Investing in agriculture in Africa faces a significant challenge: the lack of comprehensive, accessible, and context-rich information. While agriculture is the largest employer on the continent, contributing 30-40% to the GDP, the sector remains hindered by a severe information gap, which limits its potential for growth and innovation. This information problem exists across various stages of the agricultural value chain, from production to investment decisions, and affects stakeholders such as governments, investors, and farmers.
Historically, efforts to bridge the data gap in African agriculture have been underway since the liberalization of the 1980s. Donor-funded programs and public initiatives, such as radio broadcasts and market information systems, were established to provide basic agricultural news and virtual extension services. However, despite these efforts, they have often failed to create the comprehensive data systems needed to drive long-term growth and transformation in the sector. Modern agricultural technology startups have emerged to tackle this issue by developing information-as-a-service products or integrating data into their existing solutions. Yet, even with these advancements, many of these startups face challenges in understanding how their specific datasets relate to broader market trends, which limits their ability to drive impactful, large-scale change.

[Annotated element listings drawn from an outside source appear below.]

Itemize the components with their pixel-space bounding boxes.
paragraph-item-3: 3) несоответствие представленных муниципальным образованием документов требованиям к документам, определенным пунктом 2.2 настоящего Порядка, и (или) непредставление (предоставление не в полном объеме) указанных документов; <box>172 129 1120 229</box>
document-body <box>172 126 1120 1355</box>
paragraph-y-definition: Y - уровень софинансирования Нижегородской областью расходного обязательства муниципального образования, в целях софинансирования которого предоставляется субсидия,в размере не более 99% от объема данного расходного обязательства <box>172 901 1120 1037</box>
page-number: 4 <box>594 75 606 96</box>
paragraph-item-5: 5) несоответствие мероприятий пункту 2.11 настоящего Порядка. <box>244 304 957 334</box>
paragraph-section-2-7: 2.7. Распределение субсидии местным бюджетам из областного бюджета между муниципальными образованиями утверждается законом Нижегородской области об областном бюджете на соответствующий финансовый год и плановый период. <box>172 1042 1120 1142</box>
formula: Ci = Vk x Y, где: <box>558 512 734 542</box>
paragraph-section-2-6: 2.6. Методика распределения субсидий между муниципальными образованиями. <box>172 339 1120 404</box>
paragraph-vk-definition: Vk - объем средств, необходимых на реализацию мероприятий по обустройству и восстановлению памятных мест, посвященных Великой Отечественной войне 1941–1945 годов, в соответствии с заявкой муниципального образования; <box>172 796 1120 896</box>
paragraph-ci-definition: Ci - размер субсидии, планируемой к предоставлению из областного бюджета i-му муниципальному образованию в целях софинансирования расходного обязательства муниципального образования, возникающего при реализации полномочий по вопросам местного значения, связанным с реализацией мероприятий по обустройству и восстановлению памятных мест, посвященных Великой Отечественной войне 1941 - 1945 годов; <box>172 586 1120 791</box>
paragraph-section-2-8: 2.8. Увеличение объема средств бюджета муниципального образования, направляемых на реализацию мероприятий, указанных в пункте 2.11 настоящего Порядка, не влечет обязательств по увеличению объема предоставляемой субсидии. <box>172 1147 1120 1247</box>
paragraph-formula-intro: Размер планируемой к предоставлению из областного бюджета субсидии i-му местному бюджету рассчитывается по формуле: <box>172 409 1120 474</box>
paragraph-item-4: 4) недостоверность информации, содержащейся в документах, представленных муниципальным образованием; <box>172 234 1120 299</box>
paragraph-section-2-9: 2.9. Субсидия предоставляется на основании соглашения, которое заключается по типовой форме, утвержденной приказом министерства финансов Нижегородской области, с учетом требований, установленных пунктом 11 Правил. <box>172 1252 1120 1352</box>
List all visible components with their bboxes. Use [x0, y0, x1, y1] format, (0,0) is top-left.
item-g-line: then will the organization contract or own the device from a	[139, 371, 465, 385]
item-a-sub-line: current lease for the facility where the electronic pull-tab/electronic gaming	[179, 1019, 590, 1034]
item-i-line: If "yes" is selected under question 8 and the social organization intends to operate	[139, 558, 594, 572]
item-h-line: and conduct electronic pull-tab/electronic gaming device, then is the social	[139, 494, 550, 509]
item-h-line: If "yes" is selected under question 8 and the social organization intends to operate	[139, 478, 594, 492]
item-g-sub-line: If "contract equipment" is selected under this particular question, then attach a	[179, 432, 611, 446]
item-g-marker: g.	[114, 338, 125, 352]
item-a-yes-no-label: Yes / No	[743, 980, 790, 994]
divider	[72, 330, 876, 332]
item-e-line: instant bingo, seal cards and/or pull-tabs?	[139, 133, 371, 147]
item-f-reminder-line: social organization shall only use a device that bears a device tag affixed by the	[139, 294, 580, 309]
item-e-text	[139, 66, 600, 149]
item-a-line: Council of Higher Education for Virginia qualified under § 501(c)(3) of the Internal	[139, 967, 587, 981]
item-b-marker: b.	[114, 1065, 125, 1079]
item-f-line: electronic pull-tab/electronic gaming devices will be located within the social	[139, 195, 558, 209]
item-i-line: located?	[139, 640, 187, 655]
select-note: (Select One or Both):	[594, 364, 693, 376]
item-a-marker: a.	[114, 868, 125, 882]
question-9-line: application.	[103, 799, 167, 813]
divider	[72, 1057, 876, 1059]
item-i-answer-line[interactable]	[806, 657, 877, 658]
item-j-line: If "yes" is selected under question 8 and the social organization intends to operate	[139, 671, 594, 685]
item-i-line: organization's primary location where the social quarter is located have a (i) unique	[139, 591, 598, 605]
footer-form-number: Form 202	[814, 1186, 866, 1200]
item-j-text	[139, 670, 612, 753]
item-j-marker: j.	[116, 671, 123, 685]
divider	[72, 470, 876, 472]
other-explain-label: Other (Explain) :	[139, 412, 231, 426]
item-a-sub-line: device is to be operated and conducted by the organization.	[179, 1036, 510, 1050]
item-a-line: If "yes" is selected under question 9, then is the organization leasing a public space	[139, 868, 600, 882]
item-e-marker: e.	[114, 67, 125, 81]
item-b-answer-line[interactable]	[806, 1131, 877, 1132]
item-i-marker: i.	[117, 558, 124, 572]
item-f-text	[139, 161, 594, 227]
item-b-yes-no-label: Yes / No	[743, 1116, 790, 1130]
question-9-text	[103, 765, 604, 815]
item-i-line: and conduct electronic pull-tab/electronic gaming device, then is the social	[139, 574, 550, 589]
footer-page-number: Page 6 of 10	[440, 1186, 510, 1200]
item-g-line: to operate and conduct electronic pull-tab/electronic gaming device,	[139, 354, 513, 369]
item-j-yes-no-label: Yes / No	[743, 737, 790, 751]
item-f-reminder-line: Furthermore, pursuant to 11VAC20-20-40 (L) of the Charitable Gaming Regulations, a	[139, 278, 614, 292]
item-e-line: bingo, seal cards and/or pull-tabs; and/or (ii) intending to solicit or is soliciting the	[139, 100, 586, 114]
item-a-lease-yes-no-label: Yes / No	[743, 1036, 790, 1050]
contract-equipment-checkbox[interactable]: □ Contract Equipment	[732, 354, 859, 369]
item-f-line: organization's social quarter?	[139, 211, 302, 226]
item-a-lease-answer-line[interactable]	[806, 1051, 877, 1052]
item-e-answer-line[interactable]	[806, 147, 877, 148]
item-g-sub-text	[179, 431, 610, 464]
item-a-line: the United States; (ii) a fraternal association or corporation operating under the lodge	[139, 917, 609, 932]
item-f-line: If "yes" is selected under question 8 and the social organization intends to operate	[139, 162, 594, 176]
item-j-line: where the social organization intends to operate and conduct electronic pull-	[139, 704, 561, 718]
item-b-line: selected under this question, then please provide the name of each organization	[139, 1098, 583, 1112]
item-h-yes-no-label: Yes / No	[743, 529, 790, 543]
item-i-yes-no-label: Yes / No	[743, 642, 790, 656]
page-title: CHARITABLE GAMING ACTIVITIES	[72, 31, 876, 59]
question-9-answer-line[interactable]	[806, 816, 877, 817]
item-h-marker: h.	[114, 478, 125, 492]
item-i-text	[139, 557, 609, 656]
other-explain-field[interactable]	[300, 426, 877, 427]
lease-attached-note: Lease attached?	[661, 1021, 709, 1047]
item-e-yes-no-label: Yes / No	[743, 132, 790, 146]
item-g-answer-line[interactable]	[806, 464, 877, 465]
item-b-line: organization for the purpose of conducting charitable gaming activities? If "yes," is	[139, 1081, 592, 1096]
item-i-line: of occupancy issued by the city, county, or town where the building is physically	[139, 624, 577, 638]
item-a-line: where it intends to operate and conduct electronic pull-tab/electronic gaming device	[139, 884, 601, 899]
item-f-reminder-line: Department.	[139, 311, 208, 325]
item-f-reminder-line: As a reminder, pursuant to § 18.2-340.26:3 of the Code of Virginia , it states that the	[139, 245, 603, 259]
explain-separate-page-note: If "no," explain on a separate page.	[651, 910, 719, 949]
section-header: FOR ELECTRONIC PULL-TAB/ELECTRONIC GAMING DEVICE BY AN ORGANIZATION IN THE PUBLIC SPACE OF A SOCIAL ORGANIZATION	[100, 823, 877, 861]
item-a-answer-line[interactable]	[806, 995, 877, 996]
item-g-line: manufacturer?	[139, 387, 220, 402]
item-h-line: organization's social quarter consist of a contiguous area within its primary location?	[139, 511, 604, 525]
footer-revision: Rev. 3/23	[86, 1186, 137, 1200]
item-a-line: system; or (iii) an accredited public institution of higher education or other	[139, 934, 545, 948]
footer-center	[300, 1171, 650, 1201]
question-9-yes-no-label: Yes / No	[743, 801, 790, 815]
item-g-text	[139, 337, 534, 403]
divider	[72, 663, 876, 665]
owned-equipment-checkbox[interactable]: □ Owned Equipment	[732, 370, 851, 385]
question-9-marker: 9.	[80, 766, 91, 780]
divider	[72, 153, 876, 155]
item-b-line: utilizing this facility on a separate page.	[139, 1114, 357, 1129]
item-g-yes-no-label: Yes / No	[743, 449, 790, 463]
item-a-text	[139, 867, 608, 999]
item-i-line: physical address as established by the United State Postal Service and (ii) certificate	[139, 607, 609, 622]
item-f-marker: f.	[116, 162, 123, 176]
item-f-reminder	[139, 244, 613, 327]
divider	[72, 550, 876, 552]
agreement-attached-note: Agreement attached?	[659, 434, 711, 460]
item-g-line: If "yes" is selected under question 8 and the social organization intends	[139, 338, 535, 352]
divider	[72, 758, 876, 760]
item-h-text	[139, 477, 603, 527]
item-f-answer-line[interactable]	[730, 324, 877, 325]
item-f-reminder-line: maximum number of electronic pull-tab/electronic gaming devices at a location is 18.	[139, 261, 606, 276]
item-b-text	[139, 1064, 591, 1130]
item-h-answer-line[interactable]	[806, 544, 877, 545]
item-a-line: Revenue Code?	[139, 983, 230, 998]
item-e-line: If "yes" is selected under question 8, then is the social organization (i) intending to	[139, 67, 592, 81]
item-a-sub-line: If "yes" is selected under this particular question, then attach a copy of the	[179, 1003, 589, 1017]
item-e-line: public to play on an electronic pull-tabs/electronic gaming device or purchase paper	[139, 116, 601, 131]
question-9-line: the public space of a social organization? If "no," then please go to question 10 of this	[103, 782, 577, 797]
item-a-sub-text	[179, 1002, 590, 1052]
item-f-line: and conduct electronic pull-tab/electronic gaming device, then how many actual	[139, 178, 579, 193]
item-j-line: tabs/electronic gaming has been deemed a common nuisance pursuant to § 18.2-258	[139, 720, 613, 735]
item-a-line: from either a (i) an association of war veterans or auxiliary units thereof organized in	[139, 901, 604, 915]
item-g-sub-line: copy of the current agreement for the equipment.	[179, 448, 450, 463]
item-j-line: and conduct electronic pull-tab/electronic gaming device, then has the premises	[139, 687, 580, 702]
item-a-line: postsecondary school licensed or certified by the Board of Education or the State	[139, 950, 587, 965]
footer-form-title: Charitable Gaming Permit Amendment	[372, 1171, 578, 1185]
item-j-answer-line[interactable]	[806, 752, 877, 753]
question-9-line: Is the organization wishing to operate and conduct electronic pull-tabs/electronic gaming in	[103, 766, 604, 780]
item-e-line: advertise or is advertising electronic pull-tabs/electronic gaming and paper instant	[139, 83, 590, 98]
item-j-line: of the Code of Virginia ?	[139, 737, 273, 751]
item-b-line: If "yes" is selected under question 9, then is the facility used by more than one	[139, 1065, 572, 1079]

The key issue is that agricultural value chains are deeply interconnected, and a lack of accessible, integrated information makes it difficult to understand the entire ecosystem. Without this information, stakeholders are left in the dark about how different elements of the value chain interact and what is needed to drive progress. As highlighted by researcher Bright Simons, most agricultural interventions in Africa focus on improving the supply side of the value chain, such as enhancing production capacity. However, a more significant opportunity lies in understanding and responding to demand, which is often ignored. The plantain market, for example, highlights the importance of backward information flow, where consumer demand needs to inform production decisions. By establishing robust information channels that flow from the consumer to the producer, a more comprehensive understanding of the market can be achieved, driving better decision-making at every level.
The absence of critical data also impedes investment decisions. In many African countries with a history of agricultural activity, there is no clear understanding of how much investment is flowing into the sector or where the gaps exist. This lack of transparency makes it difficult for capital managers to make informed decisions about where to allocate resources. During the 8th Annual Learning Event hosted by Mercy Corps AgriFin in Kenya, it became clear that building a healthy agricultural sector in Africa is not primarily a technology problem, but rather one of information and coordination. Investors and policymakers are operating without the necessary data to assess agricultural innovation, productivity, and commercial viability.
The agricultural sector in Africa would benefit greatly from adopting practices seen in other industries, such as fintech. Publicly available, aggregated data about key metrics like financial inclusion and mobile payment growth have provided transparency into the performance of the fintech sector and helped shape regulatory policies. Similarly, access to comprehensive data about agricultural performance, product adoption rates, and research outcomes could enable better decision-making, improving the investment climate for agriculture.
Despite the challenges, some initiatives are starting to address these gaps. AgBase, for example, tracks equity and non-equity financing in agri-tech companies, providing valuable insights into investment flows. However, this effort is still in its early stages and needs to be expanded. Data on agri-tech financing becomes even more valuable when contextualized within broader agricultural financing trends, emerging business models, and market dynamics. By enriching data with such context, it becomes possible to paint a clearer picture of the sector’s potential and its challenges, enabling more effective decision-making at every level.
There is also a growing realization within agri-tech companies that data can be a powerful tool. Many are seeking ways to collect and transform data into valuable insights and products. However, the complexity of building viable agri-tech businesses should not be underestimated. Companies like Gro Intelligence, which specialized in agricultural and climate data, struggled to turn their data products into sustainable business models, highlighting the challenges inherent in this space.
Despite these obstacles, the long-term success of the African agricultural sector will depend on creating a robust ecosystem of information. For investors, policymakers, and agri-tech entrepreneurs to thrive, they need access to comprehensive, actionable data that spans the entire agricultural value chain. This will enable them to make informed decisions, improve productivity, attract investment, and ultimately transform the sector into a dynamic and sustainable part of the economy. In this way, agricultural development in Africa will be more than just a series of isolated interventions; it will be a cohesive, data-driven effort that promotes long-term growth and prosperity.